If you want to return to work earlier or later than you had agreed with your employer you will need to give your employer eight weeks notice. You have a right to return to the same job after maternity leave. However, if you take additional maternity leave and it is not reasonable practicable to keep your job open, your employer can offer you another job suitable for you and which has pay and conditions no worse than your previous job.
The SMP and Maternity Leave requirements are a statutory minimum which employers must not go below. However, you may be entitled to more generous terms, either through your individual contract of employment or through a collective agreement which your employer has reached with the union.
Paternity Leave
The Employment Act 2002 provides a right for the partner of the mother or adopter’ leave to take up to two weeks paternety leave. The partner could be the father, or someone (either female or male) who lives in an ‘enduring family relationship’ with the mother or adopter. In order to be eligible for the leave, the partner must have been employed for not less than 26 weeks prior to the 14th week before the birth or adoption.
Whilst on Paternity Leave, you will be entitled to Statutory Paternity Pay (SMP), which is payable at the same rate as SMP.
Pregnancy Related Dismissal
It is automatically unfair to dismiss you for a pregnancy-related reason or to fail to offer you a suitable available vacancy. If a redundancy has occurred during your maternity leave and it is not reasonably practicable to give you your old job back, you must be offered suitable alternative employment on terms that are no less favourable to you than to other employees. It will also be discrimination on grounds of sex to dismiss a woman for pregnancy-related reasons.
Parental Leave
All employees who have been employed continuously for one year have the right to take parental leave for the purpose of caring for a child. The right applies to all employees who have parental responsibility for a child.
In such cases each parent has the right to take up to 13 weeks’ leave for the purpose of caring for each child until the child’s fifth birthday or in cases of adoption, the fifth anniversary of adoption or until the adopted child’s 18th birthday, whichever is sooner.

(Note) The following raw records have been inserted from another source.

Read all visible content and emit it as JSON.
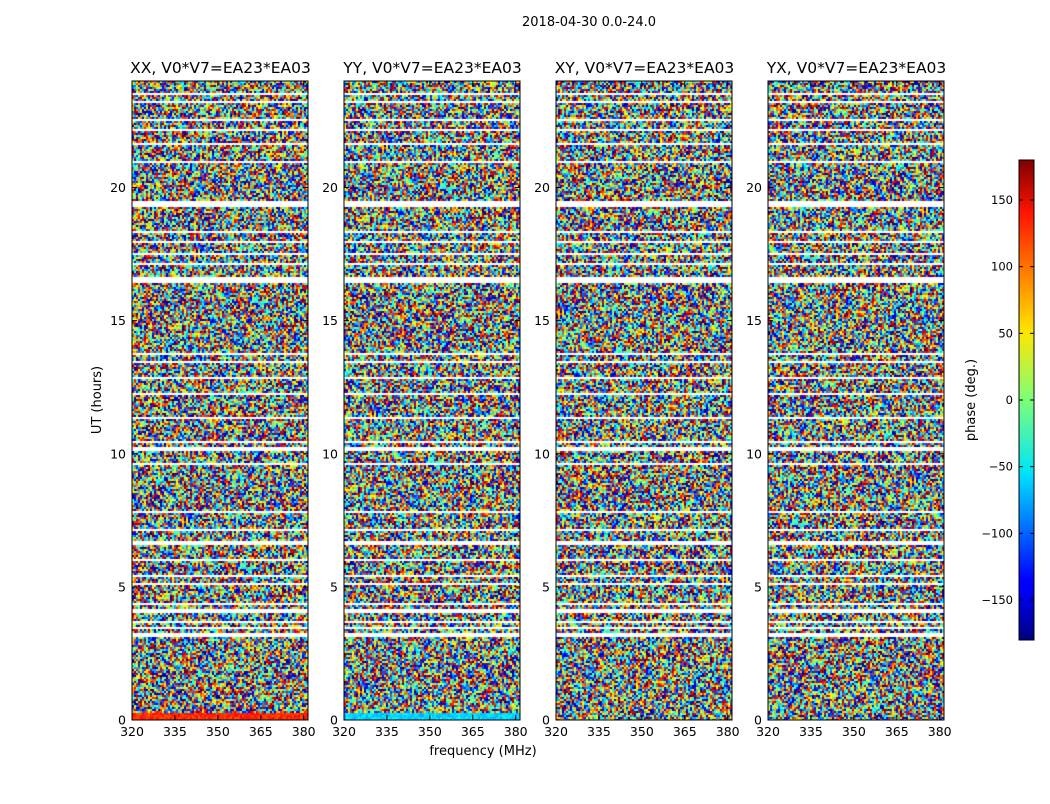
{
  "figure_title": "2018-04-30 0.0-24.0",
  "colorbar": {
    "label": "phase (deg.)",
    "ticks": [
      150,
      100,
      50,
      0,
      -50,
      -100,
      -150
    ],
    "tick_labels": [
      "150",
      "100",
      "50",
      "0",
      "−50",
      "−100",
      "−150"
    ],
    "range": [
      -180,
      180
    ],
    "colormap": "jet"
  },
  "chart_data": [
    {
      "type": "heatmap",
      "title": "XX, V0*V7=EA23*EA03",
      "xlabel": "",
      "ylabel": "UT (hours)",
      "xlim": [
        320,
        381.5
      ],
      "ylim": [
        0,
        24
      ],
      "xticks": [
        320,
        335,
        350,
        365,
        380
      ],
      "yticks": [
        0,
        5,
        10,
        15,
        20
      ],
      "value_range_deg": [
        -180,
        180
      ],
      "bottom_band_phase_deg": 120
    },
    {
      "type": "heatmap",
      "title": "YY, V0*V7=EA23*EA03",
      "xlabel": "frequency (MHz)",
      "ylabel": "",
      "xlim": [
        320,
        381.5
      ],
      "ylim": [
        0,
        24
      ],
      "xticks": [
        320,
        335,
        350,
        365,
        380
      ],
      "yticks": [
        0,
        5,
        10,
        15,
        20
      ],
      "value_range_deg": [
        -180,
        180
      ],
      "bottom_band_phase_deg": -60
    },
    {
      "type": "heatmap",
      "title": "XY, V0*V7=EA23*EA03",
      "xlabel": "",
      "ylabel": "",
      "xlim": [
        320,
        381.5
      ],
      "ylim": [
        0,
        24
      ],
      "xticks": [
        320,
        335,
        350,
        365,
        380
      ],
      "yticks": [
        0,
        5,
        10,
        15,
        20
      ],
      "value_range_deg": [
        -180,
        180
      ]
    },
    {
      "type": "heatmap",
      "title": "YX, V0*V7=EA23*EA03",
      "xlabel": "",
      "ylabel": "",
      "xlim": [
        320,
        381.5
      ],
      "ylim": [
        0,
        24
      ],
      "xticks": [
        320,
        335,
        350,
        365,
        380
      ],
      "yticks": [
        0,
        5,
        10,
        15,
        20
      ],
      "value_range_deg": [
        -180,
        180
      ]
    }
  ],
  "flagged_time_ranges_hours": [
    [
      3.1,
      3.3
    ],
    [
      3.45,
      3.52
    ],
    [
      3.65,
      3.72
    ],
    [
      4.05,
      4.15
    ],
    [
      4.3,
      4.38
    ],
    [
      5.05,
      5.15
    ],
    [
      5.4,
      5.46
    ],
    [
      6.0,
      6.06
    ],
    [
      6.6,
      6.7
    ],
    [
      7.1,
      7.16
    ],
    [
      7.8,
      7.88
    ],
    [
      8.5,
      8.56
    ],
    [
      9.6,
      9.66
    ],
    [
      10.1,
      10.22
    ],
    [
      10.4,
      10.46
    ],
    [
      11.3,
      11.36
    ],
    [
      12.2,
      12.26
    ],
    [
      12.8,
      12.86
    ],
    [
      13.4,
      13.5
    ],
    [
      13.7,
      13.76
    ],
    [
      16.45,
      16.65
    ],
    [
      17.1,
      17.16
    ],
    [
      17.5,
      17.56
    ],
    [
      17.9,
      17.96
    ],
    [
      18.3,
      18.36
    ],
    [
      19.3,
      19.5
    ],
    [
      20.9,
      20.96
    ],
    [
      21.6,
      21.66
    ],
    [
      22.1,
      22.16
    ],
    [
      22.5,
      22.56
    ],
    [
      23.2,
      23.26
    ],
    [
      23.5,
      23.56
    ]
  ]
}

A maximum of four weeks’ parental leave may be taken in a year, and this leave can only be taken in minimum blocks of one week's duration. Any period requested less than one week counts as one whole week. The leave is unpaid unless the employer agrees otherwise.
Parents of disabled children are able to use their leave over a longer period, until the child’s 18th birthday. The maximum period of leave for parents of disabled children is 18 weeks. Whether a child is disabled is determined by whether he or she is entitled to disability living allowance.
People who wish to take parental leave immediately after the birth of their child, or when the child is placed for adoption, can do so if they have given their employer at least 13 weeks’ notice of this before the expected week of childbirth or adoption. This leave cannot be postponed by employers under any circumstances. Employees can complain to an Employment Tribunal if their employer infringes these rights, and dismissal for exercising or seeking to exercise these rights will be automatically unfair.
During the leave period, the contract of employment continues and you are entitled to carry out the same job and on the same terms and conditions when you return. The details of taking leave will be contained in a relevant collective or workforce agreement, or if none exists, then the default provisions contained in accompanying regulations apply which provide for specified periods of notice for requesting leave to be given by the employee. Employers have a limited right to postpone the leave by up to six months in certain instances.